It looks like there is nothing stopping the new construction in the Victoria real estate market. Once again to the suprise to some and not others building permit applications are red hot. And why not this is an amazing place to live, play and work. Everyday, we at Properties in Victoria Professionals we receive numerous e-mail inquiries with regards to purchasing a little slice of heaven on this magical Island. For more inormation on this torrid pace please read the article below from the Victoria Times Colonist.
Building permits for first five months have shot up 62%
Darron Kloster, Times Colonist; — With files from CanWest News Services and Bloomberg News
Get used to the concrete trucks, construction cranes and snap of nailguns. Greater Victoria’s building boom is showing no signs of a slowdown.In fact, the clip of construction is revving up from an already rapid pace.
For the first five months of this year, the value of the region’s building permits — a leading indicator of construction activity — shot up 62 per cent over the same period a year ago.
Statistics Canada reported yesterday the value of permits issued from January to May increased to $464.9 million from $287.7 million over the first five months of 2006.
That total represents housing, commercial and institutional buildings going up throughout the region, including highrises in the Humboldt Valley, massive condo projects on the Upper Harbour, Songhees and West Shore, housing projects on Bear Mountain, multimillion-dollar education buildings at the University of Victoria and hospital buildings.
The five-month surge was the third highest in Canada, behind only Sudbury, Ont., at 150 per cent, and Saint John, N.B., at 67 per cent. Both cities, however, posted a quarter of Victoria’s overall building-permit value.
“We’ve got members who have been in business 35 years and they’ve never been this busy in their working lifetimes,” says Greg Bayton, president of the Construction Association of Victoria, which represents more than 300 companies on the lower Island. “It’s exciting for all of us.”
Baynton says the activity is far beyond a boom because there’s no bust in the typical three- to five-year building cycle.
“This is sustained activity,” he says. “We’ve been operating at optimum levels for seven years and projections from economists are predicting continued high activity until 2015 … some even saying to 2036.”
Baynton said a combination of a healthy economy fuelled by low interest rates, in-migration and increasing wages and B.C.’s fit between energy-rich Alberta and the Asian gateway put this province in an enviable position for sustained growth. The challenge, he says, is capacity and the ability to maintain skilled workers.
“The larger companies are booked to 85 per cent out to three years … it’s growth that companies can count on.
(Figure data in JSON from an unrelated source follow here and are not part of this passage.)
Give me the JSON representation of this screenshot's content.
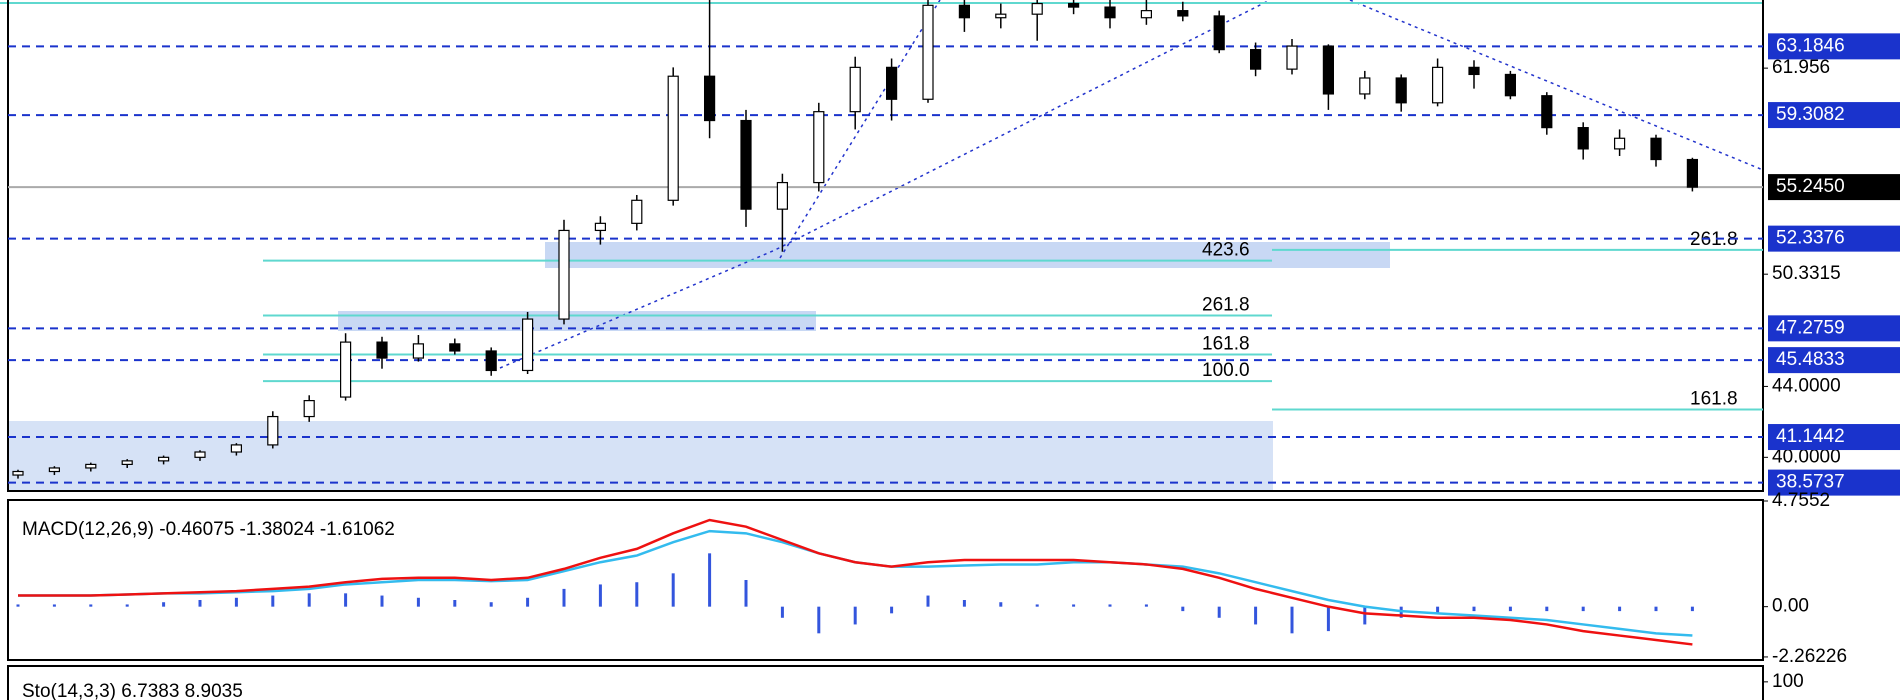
{
  "chart_data": [
    {
      "type": "candlestick",
      "ylim": [
        38.1,
        65.8
      ],
      "yticks": [
        61.956,
        50.3315,
        {
          "value": 44,
          "label": "44.0000"
        },
        {
          "value": 40,
          "label": "40.0000"
        }
      ],
      "levels": [
        63.1846,
        59.3082,
        52.3376,
        47.2759,
        45.4833,
        41.1442,
        38.5737
      ],
      "price_line": {
        "value": 55.245,
        "label": "55.2450"
      },
      "level_color": "#1a33cc",
      "up_color": "#ffffff",
      "down_color": "#000000",
      "annotations": [
        {
          "text": "423.6",
          "y": 51.1,
          "side": "left"
        },
        {
          "text": "261.8",
          "y": 48.0,
          "side": "left"
        },
        {
          "text": "161.8",
          "y": 45.8,
          "side": "left"
        },
        {
          "text": "100.0",
          "y": 44.3,
          "side": "left"
        },
        {
          "text": "261.8",
          "y": 51.7,
          "side": "right"
        },
        {
          "text": "161.8",
          "y": 42.7,
          "side": "right"
        }
      ],
      "annotation_color": "#5fd8cf",
      "candles": [
        [
          39.0,
          39.3,
          38.8,
          39.2
        ],
        [
          39.2,
          39.5,
          39.0,
          39.4
        ],
        [
          39.4,
          39.7,
          39.2,
          39.6
        ],
        [
          39.6,
          39.9,
          39.4,
          39.8
        ],
        [
          39.8,
          40.1,
          39.6,
          40.0
        ],
        [
          40.0,
          40.4,
          39.8,
          40.3
        ],
        [
          40.3,
          40.8,
          40.1,
          40.7
        ],
        [
          40.7,
          42.6,
          40.5,
          42.3
        ],
        [
          42.3,
          43.5,
          42.0,
          43.2
        ],
        [
          43.4,
          47.0,
          43.2,
          46.5
        ],
        [
          46.5,
          46.8,
          45.0,
          45.6
        ],
        [
          45.6,
          46.9,
          45.4,
          46.4
        ],
        [
          46.4,
          46.7,
          45.8,
          46.0
        ],
        [
          46.0,
          46.2,
          44.6,
          44.9
        ],
        [
          44.9,
          48.2,
          44.7,
          47.8
        ],
        [
          47.8,
          53.4,
          47.5,
          52.8
        ],
        [
          52.8,
          53.6,
          52.0,
          53.2
        ],
        [
          53.2,
          54.8,
          52.8,
          54.5
        ],
        [
          54.5,
          62.0,
          54.2,
          61.5
        ],
        [
          61.5,
          66.0,
          58.0,
          59.0
        ],
        [
          59.0,
          59.6,
          53.0,
          54.0
        ],
        [
          54.0,
          56.0,
          51.6,
          55.5
        ],
        [
          55.5,
          60.0,
          55.0,
          59.5
        ],
        [
          59.5,
          62.6,
          58.5,
          62.0
        ],
        [
          62.0,
          62.5,
          59.0,
          60.2
        ],
        [
          60.2,
          66.0,
          60.0,
          65.5
        ],
        [
          65.5,
          66.0,
          64.0,
          64.8
        ],
        [
          64.8,
          65.6,
          64.2,
          65.0
        ],
        [
          65.0,
          66.0,
          63.5,
          65.6
        ],
        [
          65.6,
          66.0,
          65.0,
          65.4
        ],
        [
          65.4,
          66.0,
          64.2,
          64.8
        ],
        [
          64.8,
          65.8,
          64.4,
          65.2
        ],
        [
          65.2,
          65.7,
          64.6,
          64.9
        ],
        [
          64.9,
          65.2,
          62.8,
          63.0
        ],
        [
          63.0,
          63.4,
          61.5,
          61.9
        ],
        [
          61.9,
          63.6,
          61.6,
          63.2
        ],
        [
          63.2,
          63.3,
          59.6,
          60.5
        ],
        [
          60.5,
          61.8,
          60.2,
          61.4
        ],
        [
          61.4,
          61.6,
          59.5,
          60.0
        ],
        [
          60.0,
          62.5,
          59.8,
          62.0
        ],
        [
          62.0,
          62.4,
          60.8,
          61.6
        ],
        [
          61.6,
          61.8,
          60.2,
          60.4
        ],
        [
          60.4,
          60.6,
          58.2,
          58.6
        ],
        [
          58.6,
          58.9,
          56.8,
          57.4
        ],
        [
          57.4,
          58.5,
          57.0,
          58.0
        ],
        [
          58.0,
          58.2,
          56.4,
          56.8
        ],
        [
          56.8,
          56.9,
          55.0,
          55.245
        ]
      ]
    },
    {
      "type": "macd",
      "title": "MACD(12,26,9) -0.46075 -1.38024 -1.61062",
      "ylim": [
        -2.4,
        4.8
      ],
      "yticks": [
        4.7552,
        {
          "value": 0,
          "label": "0.00"
        },
        -2.26226
      ],
      "series": [
        {
          "color": "#33bbee",
          "values": [
            0.5,
            0.5,
            0.5,
            0.55,
            0.6,
            0.6,
            0.65,
            0.7,
            0.8,
            1.0,
            1.1,
            1.2,
            1.2,
            1.15,
            1.2,
            1.6,
            2.0,
            2.3,
            2.9,
            3.4,
            3.3,
            2.9,
            2.4,
            2.0,
            1.8,
            1.8,
            1.85,
            1.9,
            1.9,
            2.0,
            2.0,
            1.9,
            1.8,
            1.5,
            1.1,
            0.7,
            0.3,
            0.0,
            -0.2,
            -0.3,
            -0.4,
            -0.5,
            -0.6,
            -0.8,
            -1.0,
            -1.2,
            -1.3
          ]
        },
        {
          "color": "#ee1111",
          "values": [
            0.5,
            0.5,
            0.5,
            0.55,
            0.6,
            0.65,
            0.7,
            0.8,
            0.9,
            1.1,
            1.25,
            1.3,
            1.3,
            1.2,
            1.3,
            1.7,
            2.2,
            2.6,
            3.3,
            3.9,
            3.6,
            3.0,
            2.4,
            2.0,
            1.8,
            2.0,
            2.1,
            2.1,
            2.1,
            2.1,
            2.0,
            1.9,
            1.7,
            1.3,
            0.8,
            0.4,
            0.0,
            -0.3,
            -0.4,
            -0.5,
            -0.5,
            -0.6,
            -0.8,
            -1.1,
            -1.3,
            -1.5,
            -1.7
          ]
        }
      ],
      "histogram": {
        "color": "#3355dd",
        "values": [
          0.1,
          0.1,
          0.1,
          0.1,
          0.2,
          0.3,
          0.4,
          0.5,
          0.6,
          0.6,
          0.5,
          0.4,
          0.3,
          0.2,
          0.4,
          0.8,
          1.0,
          1.1,
          1.5,
          2.4,
          1.2,
          -0.5,
          -1.2,
          -0.8,
          -0.3,
          0.5,
          0.3,
          0.2,
          0.1,
          0.1,
          0.1,
          0.1,
          -0.2,
          -0.5,
          -0.8,
          -1.2,
          -1.1,
          -0.8,
          -0.5,
          -0.3,
          -0.2,
          -0.2,
          -0.2,
          -0.2,
          -0.2,
          -0.2,
          -0.2
        ]
      }
    },
    {
      "type": "stochastic",
      "title": "Sto(14,3,3) 6.7383 8.9035",
      "ylim": [
        0,
        108
      ],
      "yticks": [
        100
      ]
    }
  ]
}
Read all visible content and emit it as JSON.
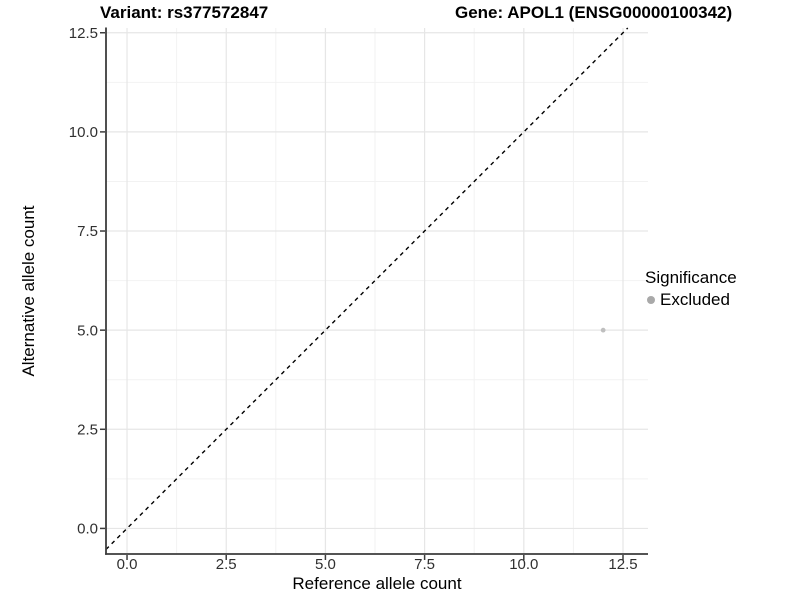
{
  "titles": {
    "left": "Variant: rs377572847",
    "right": "Gene: APOL1 (ENSG00000100342)"
  },
  "axes": {
    "x": {
      "label": "Reference allele count",
      "ticks": [
        "0.0",
        "2.5",
        "5.0",
        "7.5",
        "10.0",
        "12.5"
      ]
    },
    "y": {
      "label": "Alternative allele count",
      "ticks": [
        "0.0",
        "2.5",
        "5.0",
        "7.5",
        "10.0",
        "12.5"
      ]
    }
  },
  "legend": {
    "title": "Significance",
    "items": [
      {
        "label": "Excluded",
        "color": "#a9a9a9"
      }
    ]
  },
  "colors": {
    "background": "#ffffff",
    "grid_major": "#e6e6e6",
    "grid_minor": "#f2f2f2",
    "axis": "#3c3c3c",
    "tick_text": "#303030",
    "title_text": "#000000"
  },
  "chart_data": {
    "type": "scatter",
    "title": "Variant: rs377572847 | Gene: APOL1 (ENSG00000100342)",
    "xlabel": "Reference allele count",
    "ylabel": "Alternative allele count",
    "xlim": [
      -0.53,
      13.13
    ],
    "ylim": [
      -0.62,
      12.62
    ],
    "x_ticks": [
      0,
      2.5,
      5,
      7.5,
      10,
      12.5
    ],
    "y_ticks": [
      0,
      2.5,
      5,
      7.5,
      10,
      12.5
    ],
    "grid": "major+minor",
    "legend_position": "right",
    "series": [
      {
        "name": "Excluded",
        "color": "#bfbfbf",
        "points": [
          {
            "x": 12,
            "y": 5
          }
        ]
      }
    ],
    "reference_line": {
      "type": "identity",
      "slope": 1,
      "intercept": 0,
      "style": "dashed",
      "color": "#000000"
    }
  }
}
“But with 22,000 workers retiring in the next three to five years, it’s a substantial challenge,” he adds.
Greater Victoria building permits increased 15 per cent to $93.3 million in May over April’s $81 million, and helping contribute to a searing construction pace in Western Canada.
Construction in the West surged to its highest monthly level in May.
Canadian municipalities issued $6.8 billion worth of permits, up 21.4 per cent from April and 8.5 per cent higher than the previous peak reached in October 2006, far outstripping analysts’ expectations of about a six per cent increase for May. But more than 15 per cent of the total value in May came from only 15 large projects.
The Calgary and Vancouver metropolitan areas were responsible for nearly 75 per cent of the overall gain in dollar value in May. Excluding those two areas, the total value of permits would have increased by only seven per cent instead of 21.4 per cent, the Statistics Canada report said.
Gains in those two metropolitan areas pushed the total value of permits in Alberta and British Columbia to record highs, the federal agency said. Calgary’s permits rose 161 per cent to $1.06 billion during May, while Vancouver, fuelled by 2010 Olympics-related projects, rose 38 per cent to $803 million.
Microsoft Corp., the world’s biggest software maker, said yesterday it will open a new software-development centre in Vancouver later this year. In Calgary, work has started on a new headquarters for EnCana Corp., Canada’s largest natural-gas producer. The building has a permit for $645 million in work.
Statistics Canada noted there was also strong growth in Manitoba, Saskatchewan and New Brunswick, due largely to construction intentions in the non-residential sector.
Non-residential permits surpassed the $3-billion mark for the first time due to a huge increase in commercial projects. Contractors took out a record $3.1 billion in permits for proposed construction projects, up 55.7 per cent from April. That level was 18.5 per cent higher than the previous record of $2.6 billion set in January, the report showed.
On the residential side, municipalities issued $3.7 billion in permits, a 2.4 per cent increase from April. The value of single-family permits increased, while multi-family permits slipped marginally.
The Canadian two-year bond yield rose to a two-week high after the permits report. The yield on the 3.75 per cent bond maturing June 2009 rose five basis points, or 0.05 of a percentage point, to 4.66 per cent in Toronto.